The distance between the wicked and peace is measured by their distance from God’s Word. Refusing divine instruction, they wander without direction, unable to find rest. Salvation—true peace and restoration—is inaccessible to those who reject God’s guidance. The verse teaches that inner peace flows from obedience to Scripture; disobedience leaves the soul adrift and disquieted. The Word of God is both anchor and compass for the weary heart.
37. Proverbs 11:5
“The righteousness of the blameless makes their paths straight, but the wicked are brought down by their own wickedness.”
The wicked trip over the snares of their own making. Every dishonest act and deceitful plan creates instability and confusion. This proverb reveals that wickedness is self-defeating—it builds the very obstacles that cause one’s fall. The righteous, guided by moral clarity, walk in peace because their paths are illuminated by truth. Wickedness, by contrast, leads only to anxiety and collapse, ensuring that peace remains forever beyond its grasp.
38. Psalm 146:9
“The Lord watches over the foreigner and sustains the fatherless and the widow, but he frustrates the ways of the wicked.”

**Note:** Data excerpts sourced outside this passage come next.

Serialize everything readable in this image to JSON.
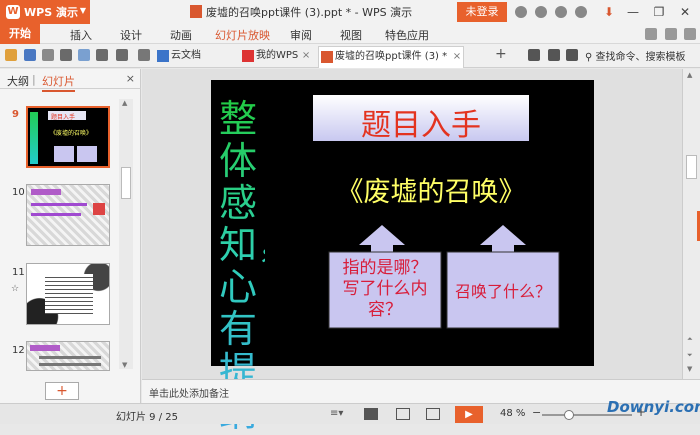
{
  "app": {
    "name": "WPS 演示",
    "doc_title": "废墟的召唤ppt课件 (3).ppt * - WPS 演示",
    "login_label": "未登录"
  },
  "menu": {
    "items": [
      "开始",
      "插入",
      "设计",
      "动画",
      "幻灯片放映",
      "审阅",
      "视图",
      "特色应用"
    ],
    "active_index": 4
  },
  "tabs": {
    "items": [
      {
        "label": "云文档"
      },
      {
        "label": "我的WPS"
      },
      {
        "label": "废墟的召唤ppt课件 (3) *"
      }
    ],
    "search_placeholder": "查找命令、搜索模板"
  },
  "leftpane": {
    "tab_outline": "大纲",
    "tab_slides": "幻灯片",
    "close": "×",
    "slides": [
      {
        "num": "9"
      },
      {
        "num": "10"
      },
      {
        "num": "11"
      },
      {
        "num": "12"
      }
    ],
    "add_label": "+"
  },
  "slide": {
    "vertical_text": "整体感知，心有提纲",
    "title": "题目入手",
    "book_title": "《废墟的召唤》",
    "box_left": "指的是哪？写了什么内容？",
    "box_right": "召唤了什么？"
  },
  "notes": {
    "placeholder": "单击此处添加备注"
  },
  "status": {
    "slide_counter": "幻灯片 9 / 25",
    "zoom": "48 %",
    "zoom_level": 0.48
  },
  "watermark": "Downyi.com",
  "colors": {
    "accent": "#e8612c",
    "slide_bg": "#000000",
    "title_text": "#e3331f",
    "book_title": "#ffff66",
    "box_fill": "#c9c6f0"
  }
}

This verse highlights God’s moral order in society. The oppressed, the vulnerable, and the humble find protection under His watchful care, while the schemes of the wicked are constantly frustrated. Every attempt at self-serving ambition is met with divine resistance. The restlessness of the wicked stems from divine opposition—they labor in vain against a justice that cannot be overthrown. God’s care for the humble stands as a direct contrast to His hindrance of the proud.
39. Malachi 4:1
“Surely the day is coming; it will burn like a furnace. All the arrogant and every evildoer will be stubble, and the day that is coming will set them on fire,” says the Lord Almighty. “Not a root or a branch will be left to them.”

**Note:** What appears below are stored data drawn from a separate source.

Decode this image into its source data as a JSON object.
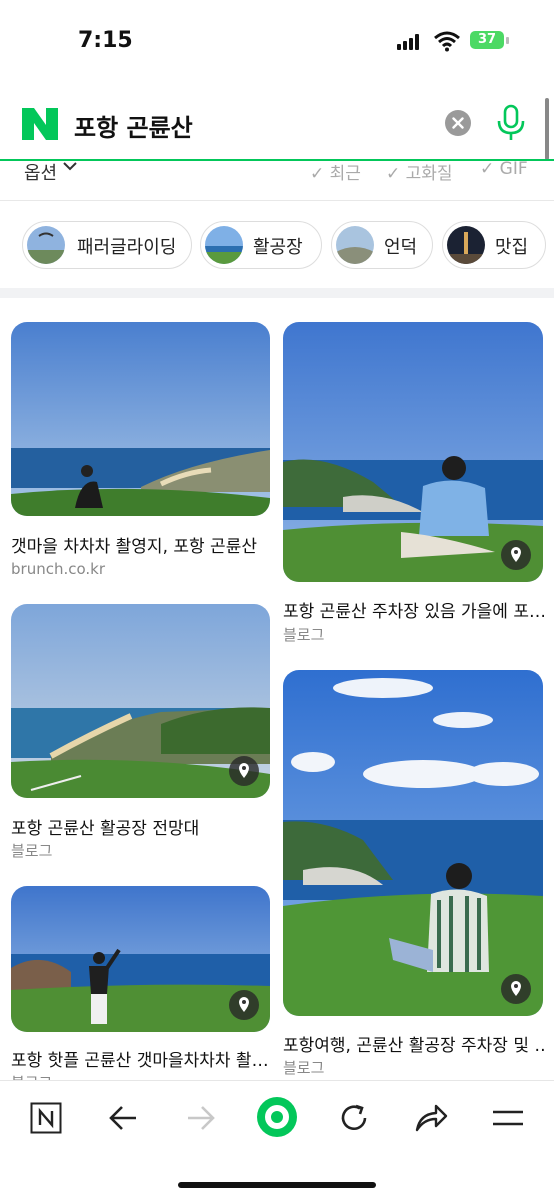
{
  "status_bar": {
    "time": "7:15",
    "battery": "37"
  },
  "search": {
    "query": "포항 곤륜산"
  },
  "options": {
    "label": "옵션",
    "filters": [
      "최근",
      "고화질",
      "GIF"
    ]
  },
  "chips": [
    {
      "label": "패러글라이딩"
    },
    {
      "label": "활공장"
    },
    {
      "label": "언덕"
    },
    {
      "label": "맛집"
    }
  ],
  "results": [
    {
      "title": "갯마을 차차차 촬영지, 포항 곤륜산",
      "source": "brunch.co.kr",
      "has_location": false
    },
    {
      "title": "포항 곤륜산 주차장 있음 가을에 포…",
      "source": "블로그",
      "has_location": true
    },
    {
      "title": "포항 곤륜산 활공장 전망대",
      "source": "블로그",
      "has_location": true
    },
    {
      "title": "포항여행, 곤륜산 활공장 주차장 및 …",
      "source": "블로그",
      "has_location": true
    },
    {
      "title": "포항 핫플 곤륜산 갯마을차차차 촬…",
      "source": "블로그",
      "has_location": true
    }
  ],
  "colors": {
    "brand_green": "#03c75a",
    "sky": "#5a8fd8",
    "grass": "#4f8a3a",
    "sea": "#1f5fa8"
  },
  "bottom_nav": [
    "n-home-icon",
    "back-arrow-icon",
    "forward-arrow-icon",
    "green-dot-icon",
    "refresh-icon",
    "share-icon",
    "menu-icon"
  ]
}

Malachi’s prophecy presents a vivid picture of divine judgment—a day when the wicked, symbolized as dry stubble, will be consumed by God’s righteous fire. This image goes beyond physical destruction; it represents the total eradication of evil and the unrest that it breeds. The wicked, who once appeared untouchable, will find themselves stripped of power, position, and even memory. Their inability to find peace is not only an earthly experience but an eternal reality.
40. Revelation 14:11
“And the smoke of their torment will rise forever and ever. There will be no rest day or night for those who worship the beast and its image, or for anyone who receives the mark of its name.”

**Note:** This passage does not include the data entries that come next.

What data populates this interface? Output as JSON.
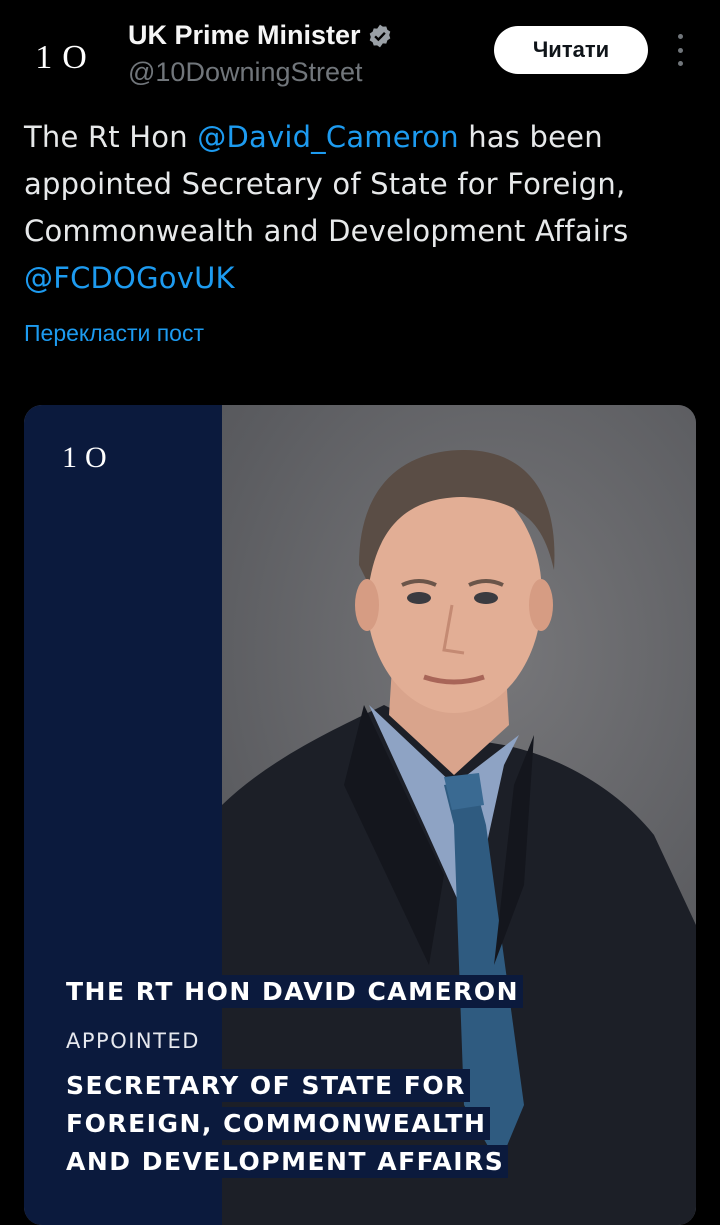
{
  "account": {
    "avatar_text": "1O",
    "display_name": "UK Prime Minister",
    "handle": "@10DowningStreet",
    "follow_label": "Читати"
  },
  "tweet": {
    "text_prefix": "The Rt Hon ",
    "mention_1": "@David_Cameron",
    "text_middle": " has been appointed Secretary of State for Foreign, Commonwealth and Development Affairs ",
    "mention_2": "@FCDOGovUK",
    "translate_label": "Перекласти пост"
  },
  "media": {
    "logo_text": "1O",
    "caption_name": "THE RT HON DAVID CAMERON",
    "caption_appointed": "APPOINTED",
    "caption_role_lines": [
      "SECRETARY OF STATE FOR",
      "FOREIGN, COMMONWEALTH",
      "AND DEVELOPMENT AFFAIRS"
    ]
  },
  "colors": {
    "accent": "#1d9bf0",
    "navy": "#0b1a3d",
    "background": "#000000"
  },
  "icons": {
    "verified": "verified-badge-icon",
    "more": "more-vertical-icon"
  }
}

John’s Revelation brings the concept of “no rest for the wicked” to its eternal conclusion. Those who reject God and align themselves with evil experience perpetual unrest—not just in life, but in eternity. The “smoke of their torment” symbolizes the unending consequences of rebellion against God’s holiness. This verse is not merely about punishment but about the eternal separation from the peace found in God’s presence.
Conclusion
Scripture makes it quite evident that wickedness and peace are incompatible. People who reject God eventually become caught in vicious cycles of unhappiness, worry, and unrest. Sin isolates the soul from the very source of calm, making the lack of divine peace a spiritual reality rather than just a punishment. The adage “no rest for the wicked” serves as a warning and a revelation: without God’s presence, the human heart cannot find peace. No amount of success, enjoyment, or material wealth will ease the inward torment caused by sin.
Yet even amid heavenly warnings, God’s mercy pours through. The same verses in the Bible that proclaim judgment also provide hope for salvation. Everyone who turns to Christ in faith and repentance is promised rest. “Come to me, all you who are weary and burdened, and I will give you rest,” says Jesus Himself. The contrast between the wicked and the righteous serves as a reminder that true peace is something that is freely provided by the One who calms the inner tempest rather than something that must be earned. The tired finally find rest in Him, and the restless find rebirth.